Tentara Myanmar telah mengumumkan keadaan darurat selama satu tahun di negara itu, menyusul penahanan sembrono terhadap para pemimpin sipil terkemuka, termasuk Penasihat Negara Aung San Suu Kyi.

Baca Juga: Bukan Kudeta, Militer Myanmar Nyatakan Sedang Menyelamatkan Negara

Aung San Suu Kyi merupakan anggota Liga Nasional untuk Demokrasi (NLD) yang berkuasa, sebuah partai yang telah berkuasa di Myanmar sejak 2015.

Sementara Presiden Win Myint juga telah ditahan.

Latar belakang

Tentara membebaskan Aung San Suu Kyi, yang saat itu adalah aktivis pro-demokrasi, pada 2010 dari tahanan rumah yang hampir berusia dua dekade.

Lebih dari satu dekade kemudian, dia menghadapi penahanan paksa lainnya.

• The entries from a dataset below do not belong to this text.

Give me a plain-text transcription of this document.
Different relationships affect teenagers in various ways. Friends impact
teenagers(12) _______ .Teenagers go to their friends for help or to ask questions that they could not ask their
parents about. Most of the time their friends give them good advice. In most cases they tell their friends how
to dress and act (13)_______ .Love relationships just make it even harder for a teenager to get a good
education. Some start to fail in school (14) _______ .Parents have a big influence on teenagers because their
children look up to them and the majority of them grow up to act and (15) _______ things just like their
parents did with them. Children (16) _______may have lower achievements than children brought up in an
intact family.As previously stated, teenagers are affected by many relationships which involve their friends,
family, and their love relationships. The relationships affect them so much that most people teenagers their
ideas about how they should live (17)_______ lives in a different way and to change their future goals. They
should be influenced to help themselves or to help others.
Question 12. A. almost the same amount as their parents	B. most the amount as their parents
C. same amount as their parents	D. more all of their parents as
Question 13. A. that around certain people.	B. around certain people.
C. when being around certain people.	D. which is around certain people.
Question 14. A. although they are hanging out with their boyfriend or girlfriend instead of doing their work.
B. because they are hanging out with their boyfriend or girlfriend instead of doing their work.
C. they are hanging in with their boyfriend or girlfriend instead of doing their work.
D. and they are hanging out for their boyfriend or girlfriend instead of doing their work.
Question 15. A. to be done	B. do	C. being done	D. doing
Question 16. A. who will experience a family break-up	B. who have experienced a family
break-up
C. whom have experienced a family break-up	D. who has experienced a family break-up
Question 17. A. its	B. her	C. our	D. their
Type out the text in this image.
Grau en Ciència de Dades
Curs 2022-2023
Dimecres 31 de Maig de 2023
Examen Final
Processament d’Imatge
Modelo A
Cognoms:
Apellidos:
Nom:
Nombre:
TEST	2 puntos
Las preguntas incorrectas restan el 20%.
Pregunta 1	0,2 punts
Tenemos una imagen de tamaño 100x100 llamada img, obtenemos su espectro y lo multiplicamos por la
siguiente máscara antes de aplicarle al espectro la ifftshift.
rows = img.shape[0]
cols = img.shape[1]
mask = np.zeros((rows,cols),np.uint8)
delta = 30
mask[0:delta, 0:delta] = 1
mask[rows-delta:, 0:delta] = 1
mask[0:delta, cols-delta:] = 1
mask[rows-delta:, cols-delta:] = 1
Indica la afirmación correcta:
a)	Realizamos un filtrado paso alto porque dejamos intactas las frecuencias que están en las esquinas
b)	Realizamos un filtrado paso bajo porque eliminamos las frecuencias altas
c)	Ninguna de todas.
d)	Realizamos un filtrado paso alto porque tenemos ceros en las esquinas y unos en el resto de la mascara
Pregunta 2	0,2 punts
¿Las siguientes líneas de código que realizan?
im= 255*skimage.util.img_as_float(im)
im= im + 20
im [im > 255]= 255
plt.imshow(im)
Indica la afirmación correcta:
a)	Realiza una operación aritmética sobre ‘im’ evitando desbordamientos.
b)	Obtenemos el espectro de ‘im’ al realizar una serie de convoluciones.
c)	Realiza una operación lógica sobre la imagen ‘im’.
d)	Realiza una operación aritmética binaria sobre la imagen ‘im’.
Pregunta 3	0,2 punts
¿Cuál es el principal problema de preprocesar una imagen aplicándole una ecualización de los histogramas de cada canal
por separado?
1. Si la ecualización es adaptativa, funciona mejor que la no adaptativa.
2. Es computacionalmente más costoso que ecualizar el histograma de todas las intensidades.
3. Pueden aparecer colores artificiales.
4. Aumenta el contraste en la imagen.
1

Baca Juga: Myanmar Membara, Junta Militer Lakukan Kudeta dan Tangkap Pemimpin Aung San Suu Kyi

Kudeta terbaru menyusul kemenangan besar NLD dalam pemilu pada November 2020, memenangkan 83% kursi dalam apa yang dilihat banyak orang sebagai referendum tentang penerimaan Suu Kyi sebagai pemimpin rakyat Burma.

Namun, kudeta hari Senin, sebenarnya yang pertama melawan pemerintah sipil sejak 1962, terbang di hadapan prospek masa depan dari transisi demokrasi yang mulus, di tengah upaya sipil untuk mengurangi peran militer dalam politik dan pemerintahan.

Tapi, apa yang dilihat pada 1 Februari 2021 dini hari adalah militer merebut kekuasaan dari pemerintah yang dipilih secara demokratis dan menyerahkannya kepada panglima tertinggi mereka Min Aung Hlaing, yang telah menjadi sorotan selama beberapa hari terakhir sebagai spekulasi kudeta meningkat.

Baca Juga: Corona, Warga Myanmar Sambil Menangis Terpaksa Makan Tikus: Demi Makanan Layak untuk Anak-anak

Tuduhan kecurangan pemilu sebagai pendahulu kudeta

Militer dan Partai Persatuan Solidaritas dan Pembangunan (USDP) telah menuduh kecurangan dan penyimpangan pemilu sejak mereka kalah dalam pemilu tahun lalu.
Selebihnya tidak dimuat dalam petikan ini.